Every tier list turns into S-tier spam, and then it means nothing.

I make tier lists for fun, ranking games, restaurants, whatever, and I kept noticing the same thing: half the items end up in S. When everything is the best, nothing is. The format promises a ranking and then lets you dodge the actual hard part, which is admitting what's only okay.

The tools out there don't push back. They hand you the rows and let you pile everything up top. That's comfortable and completely useless. A ranking is only worth anything if it costs you something to make.

So I wanted a tier list with a spine, one that makes you put most things in the middle and earn the top, the way a real distribution works. The idea was simple: bake a bell curve into the tool itself, so honesty isn't a thing you remember to do, it's a thing the app enforces.

What I did

I wrote the whole thing as a spec first, then vibe coded it into a real app.

Starting with a spec, not code

This was my first time vibe coding an app, and the thing that surprised me is how little of it was typing. Before I wrote a line, I wrote two documents: a product spec describing every screen and rule, and a tech-stack doc picking what I'd build on. The clearer those were, the better the AI built. A vague ask got me mush. A precise one got me the thing I pictured.

Building it with AI

With the spec in hand, I built StackTier in Claude Code, going screen by screen: the landing page, Google sign-in, a dashboard, and the create-a-list flow where you upload your items. Most of it moved fast because the target was clear. I was steering and reviewing more than I was hand-writing, which is a different kind of work than I expected, and a better one for a solo build.

The one part I slowed down for

The ranking logic was the piece that actually had to be correct, so it's the piece I didn't rush. Every item gets a unique rank, and moving one has to shift the others without breaking. On top of that sits the bell curve: a "Clean Up" button that redistributes everything into S through D by a 7/19/48/19/7 split, with weird little edge cases at one item, two items, fewer than ten. That math is easy to get subtly wrong, so it's the one part I wrote real tests for. The drag-and-drop was the other fiddly bit, since items move between tiers and a pool and a ranked list, and it had to feel right on a phone too.

Shipping it

Keeping the backend in one place with Supabase meant the database, sign-in, and image storage were one system instead of three. Push to main, Vercel deploys. Generate a share link and anyone can see your list, no account needed. The unglamorous last stretch (the auth redirects, the access rules, the signed image URLs) was where most of the real work hid. But it's live, and you can make a list and send it to a friend.

Takeaways

My first vibe-coded app taught me the spec is the actual job.

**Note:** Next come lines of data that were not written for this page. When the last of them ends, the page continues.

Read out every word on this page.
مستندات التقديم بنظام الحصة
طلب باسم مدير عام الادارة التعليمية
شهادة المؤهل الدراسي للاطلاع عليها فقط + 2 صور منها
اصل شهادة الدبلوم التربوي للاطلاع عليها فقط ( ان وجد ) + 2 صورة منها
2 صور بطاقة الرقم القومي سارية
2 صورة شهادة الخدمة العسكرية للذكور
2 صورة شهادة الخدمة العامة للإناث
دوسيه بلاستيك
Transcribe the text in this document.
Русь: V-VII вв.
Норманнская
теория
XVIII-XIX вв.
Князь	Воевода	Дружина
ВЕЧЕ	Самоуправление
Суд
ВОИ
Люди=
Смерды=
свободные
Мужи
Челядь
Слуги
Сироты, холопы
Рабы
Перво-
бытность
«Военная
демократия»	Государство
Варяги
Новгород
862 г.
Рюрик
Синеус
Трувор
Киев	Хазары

The lesson I'm keeping is that vibe coding rewards clarity, not speed. When I knew exactly what I wanted, the AI built exactly that. When I was fuzzy, it confidently built the wrong thing, fast. The product doc and the stack doc weren't busywork I did before the real work. They were the real work.

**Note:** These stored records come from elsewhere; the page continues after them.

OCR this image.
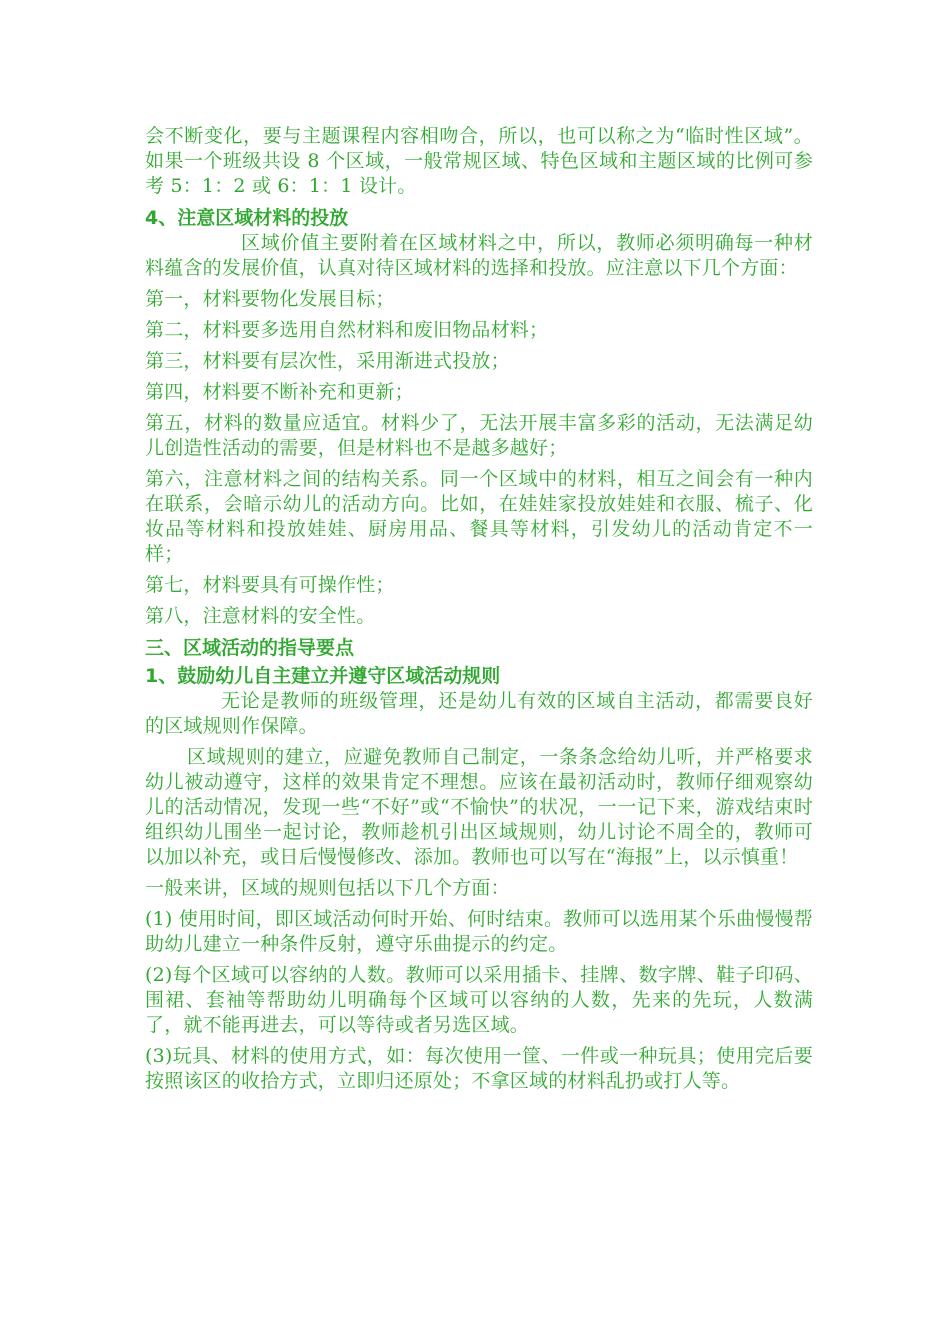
会不断变化，要与主题课程内容相吻合，所以，也可以称之为“临时性区域”。如果一个班级共设 8 个区域，一般常规区域、特色区域和主题区域的比例可参考 5：1：2 或 6：1：1 设计。

4、注意区域材料的投放

区域价值主要附着在区域材料之中，所以，教师必须明确每一种材料蕴含的发展价值，认真对待区域材料的选择和投放。应注意以下几个方面：

第一，材料要物化发展目标；

第二，材料要多选用自然材料和废旧物品材料；

第三，材料要有层次性，采用渐进式投放；

第四，材料要不断补充和更新；

第五，材料的数量应适宜。材料少了，无法开展丰富多彩的活动，无法满足幼儿创造性活动的需要，但是材料也不是越多越好；

第六，注意材料之间的结构关系。同一个区域中的材料，相互之间会有一种内在联系，会暗示幼儿的活动方向。比如，在娃娃家投放娃娃和衣服、梳子、化妆品等材料和投放娃娃、厨房用品、餐具等材料，引发幼儿的活动肯定不一样；

第七，材料要具有可操作性；

第八，注意材料的安全性。

三、区域活动的指导要点
1、鼓励幼儿自主建立并遵守区域活动规则

无论是教师的班级管理，还是幼儿有效的区域自主活动，都需要良好的区域规则作保障。

区域规则的建立，应避免教师自己制定，一条条念给幼儿听，并严格要求幼儿被动遵守，这样的效果肯定不理想。应该在最初活动时，教师仔细观察幼儿的活动情况，发现一些“不好”或“不愉快”的状况，一一记下来，游戏结束时组织幼儿围坐一起讨论，教师趁机引出区域规则，幼儿讨论不周全的，教师可以加以补充，或日后慢慢修改、添加。教师也可以写在“海报”上，以示慎重！

一般来讲，区域的规则包括以下几个方面：

(1) 使用时间，即区域活动何时开始、何时结束。教师可以选用某个乐曲慢慢帮助幼儿建立一种条件反射，遵守乐曲提示的约定。

(2)每个区域可以容纳的人数。教师可以采用插卡、挂牌、数字牌、鞋子印码、围裙、套袖等帮助幼儿明确每个区域可以容纳的人数，先来的先玩，人数满了，就不能再进去，可以等待或者另选区域。

(3)玩具、材料的使用方式，如：每次使用一筐、一件或一种玩具；使用完后要按照该区的收拾方式，立即归还原处；不拿区域的材料乱扔或打人等。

The other thing: a good constraint can be the whole product. StackTier is basically one opinion, a bell curve, turned into a button. I didn't need a hundred features. I needed one rule the tool wouldn't let you wiggle out of.

What I learned

  • Vibe coding works in proportion to how well you've specced. A tight product doc and a chosen stack up front let the AI move fast without wandering off.
  • Shipping is its own skill, separate from building. Auth flows, access rules, a domain, a deploy: the last stretch is quiet, and it's where things actually break.

Skills I picked up

  • Spec-first AI development: writing a product doc and a tech-stack doc precise enough for an AI agent to build against.
  • Shipping a full-stack app on Next.js and Supabase: Google sign-in, a Postgres database with row-level access rules, image storage, and deploys on Vercel.
  • Writing focused unit tests with Vitest for the one piece of logic I couldn't afford to get wrong.
  • Taking an idea all the way to a live, shareable product, on my own.